De toute façon, il y avait un tas d’autres possibilités.
Luke ? Ou alors Flora… mais les deux n’en savent rien. Les tuer serait purement inutile.
Emmy ? Rodderick ? Non… ils étaient de l’autre côté.
Ou alors…
S soupira. À la base, il avait commencé à tuer pour des raisons… stratégiques. Par besoin. Et voilà qu’il cherchait quelqu’un à occire pour le plaisir. Non, ce n’était pas comme ça qu’il fallait procéder.
Il tuerait la bonne personne le moment venu.
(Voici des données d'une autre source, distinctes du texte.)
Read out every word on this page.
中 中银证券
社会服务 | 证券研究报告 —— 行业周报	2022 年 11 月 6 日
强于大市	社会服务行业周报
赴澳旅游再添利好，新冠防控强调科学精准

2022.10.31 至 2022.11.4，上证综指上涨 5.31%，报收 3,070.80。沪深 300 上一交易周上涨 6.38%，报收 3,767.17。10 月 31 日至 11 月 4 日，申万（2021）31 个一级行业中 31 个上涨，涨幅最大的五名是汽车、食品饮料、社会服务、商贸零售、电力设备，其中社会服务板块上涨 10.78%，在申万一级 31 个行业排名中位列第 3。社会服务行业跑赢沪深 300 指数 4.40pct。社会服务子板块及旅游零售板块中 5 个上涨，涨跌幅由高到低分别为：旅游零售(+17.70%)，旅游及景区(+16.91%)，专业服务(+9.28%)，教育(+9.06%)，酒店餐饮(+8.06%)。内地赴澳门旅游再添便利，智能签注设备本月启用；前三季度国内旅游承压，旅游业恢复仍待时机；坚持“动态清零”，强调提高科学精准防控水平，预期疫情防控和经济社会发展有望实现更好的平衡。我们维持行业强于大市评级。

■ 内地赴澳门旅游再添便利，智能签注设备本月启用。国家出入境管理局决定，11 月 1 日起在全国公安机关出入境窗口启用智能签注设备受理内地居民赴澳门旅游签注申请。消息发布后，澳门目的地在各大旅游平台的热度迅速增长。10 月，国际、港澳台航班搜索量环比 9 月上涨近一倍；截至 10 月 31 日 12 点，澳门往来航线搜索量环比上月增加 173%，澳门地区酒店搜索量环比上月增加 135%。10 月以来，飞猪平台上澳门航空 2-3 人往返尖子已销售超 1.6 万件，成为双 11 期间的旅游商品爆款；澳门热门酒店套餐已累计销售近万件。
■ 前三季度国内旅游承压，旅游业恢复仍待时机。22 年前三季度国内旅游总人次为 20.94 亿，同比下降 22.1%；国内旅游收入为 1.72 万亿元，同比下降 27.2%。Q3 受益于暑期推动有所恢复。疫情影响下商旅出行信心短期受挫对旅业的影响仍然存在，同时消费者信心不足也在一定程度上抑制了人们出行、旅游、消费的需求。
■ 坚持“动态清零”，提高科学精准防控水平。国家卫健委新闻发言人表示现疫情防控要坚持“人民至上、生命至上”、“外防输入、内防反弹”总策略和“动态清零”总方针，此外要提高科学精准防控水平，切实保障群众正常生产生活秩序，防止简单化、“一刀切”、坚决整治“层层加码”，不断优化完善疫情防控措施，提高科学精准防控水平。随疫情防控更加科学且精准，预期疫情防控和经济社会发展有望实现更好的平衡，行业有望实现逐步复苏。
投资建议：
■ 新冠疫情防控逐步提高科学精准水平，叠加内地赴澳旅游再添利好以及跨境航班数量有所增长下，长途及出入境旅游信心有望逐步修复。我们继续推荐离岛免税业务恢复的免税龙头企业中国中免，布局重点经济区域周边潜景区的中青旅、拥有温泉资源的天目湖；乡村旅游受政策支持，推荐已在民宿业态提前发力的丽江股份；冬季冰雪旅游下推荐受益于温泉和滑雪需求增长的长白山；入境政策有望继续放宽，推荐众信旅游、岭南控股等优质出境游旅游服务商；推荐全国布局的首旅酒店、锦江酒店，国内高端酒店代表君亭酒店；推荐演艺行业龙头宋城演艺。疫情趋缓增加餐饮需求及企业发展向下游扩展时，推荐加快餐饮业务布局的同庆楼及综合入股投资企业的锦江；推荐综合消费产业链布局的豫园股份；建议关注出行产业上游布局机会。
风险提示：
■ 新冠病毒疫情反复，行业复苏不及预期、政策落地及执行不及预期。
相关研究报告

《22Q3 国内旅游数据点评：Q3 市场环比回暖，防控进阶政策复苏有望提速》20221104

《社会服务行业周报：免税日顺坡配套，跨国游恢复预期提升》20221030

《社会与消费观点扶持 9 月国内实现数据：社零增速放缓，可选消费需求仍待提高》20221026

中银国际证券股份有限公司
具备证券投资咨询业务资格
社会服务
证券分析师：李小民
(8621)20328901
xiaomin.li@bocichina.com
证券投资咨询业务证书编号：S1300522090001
Pour l’instant, il allait se concentrer sur le plus important.
Les aiguilles de l’horloge qu’il n’avait pas auraient affiché sept heures du soir.
*******
Flora regarda la lettre que Ramon lui avait confiée, non sans une certaine joie. Des gens qui pourraient lui envoyer une lettre, il n’y en avait pas mille. C’était soit Luke, soit Penelope.
Ses deux amis lui avaient tellement manqué.
Elle prit la lettre et monta dans sa chambre. Depuis son retour à Saint-Mystère, elle occupait l’une des plus belles pièces du manoir. Les habitants avaient été si heureux de la retrouver, et s’étaient montrés si bons et chaleureux qu’elle avait presque oublié que ce n’étaient pas de vrais humains
Elle s’assit sur le bord de son lit et ouvrit l’enveloppe. C’était une lettre de Luke.
« Chère Flora,
Bonjour, comment ça va ? J’espère que ce n’est pas trop dur de vivre dans un village peuplé uniquement de robots.
Pour ma part, ce serait mentir que de dire que je vais bien, mais bon, ce n’est rien de nouveau. Il y a trop de choses qui me tourmentent. La mort du professeur, le destin de Clive et Janice. Le devenir d’Emmy. Et puis Penelope aussi… comment a-t-elle pu se résoudre à suivre un criminel comme Descole ? Descole, d’ailleurs, est-il vraiment un criminel ? Et si j’avais tort ? Et si c’était quelqu’un d’autre qui a tué le professeur ?
C’est vraiment dur, Flora.
Je suis désolé. Mon but en t’écrivant n’était pas de te déprimer, loin de là. Il se passe aussi des choses agréables dans ma vie. La nouvelle ville dans laquelle j’habite est parfaitement charmante, et ma nouvelle école aussi. Je peux enfin être à côté de mes parents ; je peux enfin mener une vie normale.
J’ai raconté ce qui s’est passé à Axerik à mes parents, et ils étaient vraiment tristes eux aussi. Le professeur était leur ami à l’université, tu le savais ?
Mon père a aussi envoyé une lettre à Roland et Lucile Layton, les parents adoptifs du professeur. Je ne pense pas que ça va leur apprendre quoi que ce soit, vu que tous les médias parlent déjà de la mort du professeur Layton, mais c’était un geste qu’il tenait à faire. Je n’ai même pas la force d’imaginer la douleur qu’ils doivent ressentir…
La mort du professeur aura fait du mal à beaucoup de gens. C’est le genre de personne que personne ne veut perdre, et c’est souvent ce genre de personnes qui meurent les premières.
Pardon, je m’emporte encore.
Et toi, Flora, quelles sont tes nouvelles ? As-tu pu contacter Penelope ? As-tu reçu une lettre de sa part ? J’aimerais au moins savoir ce qu’elle est devenue.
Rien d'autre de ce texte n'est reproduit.